I've had a lot of ideas when thinking about more ways to teach players than just the manual some weeks ago. They were are also intended to get players to join public rooms instead of private, passworded ones, so the actual playerbase grows.
All these ideas require newbies to understand that the systems are very helpful and that using them is highly recommended.
1) Mentor systemExperienced players should be able to mentor new players. Give them a little form where they can choose how many nubs they'd like to mentor. When players start ZKL the first five or so times they are asked whether they'd like to have a personal mentor. Tell them that they are free to ask mentors any question and that they can abandon a mentor at any time.
Then pick a mentor based on some simple algorithm: Mentors that speak the same language (country flag) come first, if none exist then mentor with most free capacity (in percent) is picked, if same then higher elo mentor is picked.
2) Dedicated newbie channelForce newbies into a channel while they are level 1-10, tell them that they are free to ask any question there. Ask the community to help out where possible. Use it to organize newbie-rooms where experienced players spectate or play in a nubs team and guide them.
3) Live streamed tutorialsThis is probably more of an event-based idea.

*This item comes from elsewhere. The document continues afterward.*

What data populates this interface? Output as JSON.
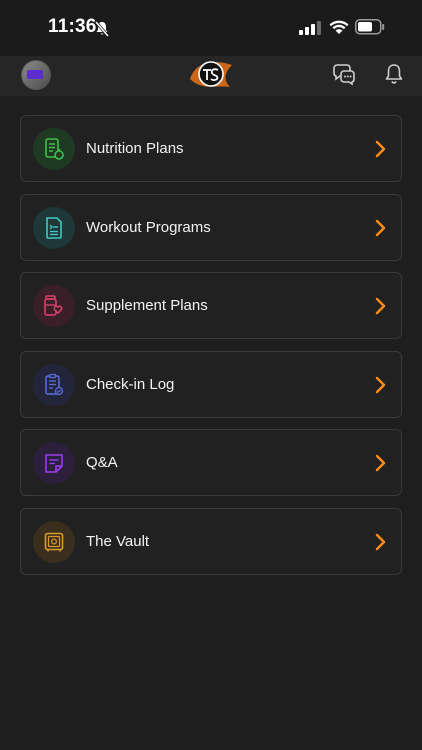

I doubt players are willing to stream tutorials 24/7. These can probably organized and announced in the channel mentioned above.
The idea is to provide a video stream of experienced players participating in real battles to give new players a serious game to look at. Newbies should be able to see exactly what the player sees: Mouse movement, camera position, etc. It'd be awesome if there was an overlay that displays which keys are currently pressed. Newbies should be able to ask the player either through a chat or via mumble what exactly (eg how he plopped a marker, etc) he did or why he did it when they see something confusing.
Out of those the dedicated newbie channel is probably the easiest thing to implement. I'm not sure how the live-stream could be solved. The stream would need to have a high resolution so newbies can see the mouse. The game has to run with very high fps. Both at once is hard to achieve and requires a good internet connection from streamers and newbies.
On previous posts: I don't think singleplayer content will be of much use. I've often read that most players who play SP games never play MP.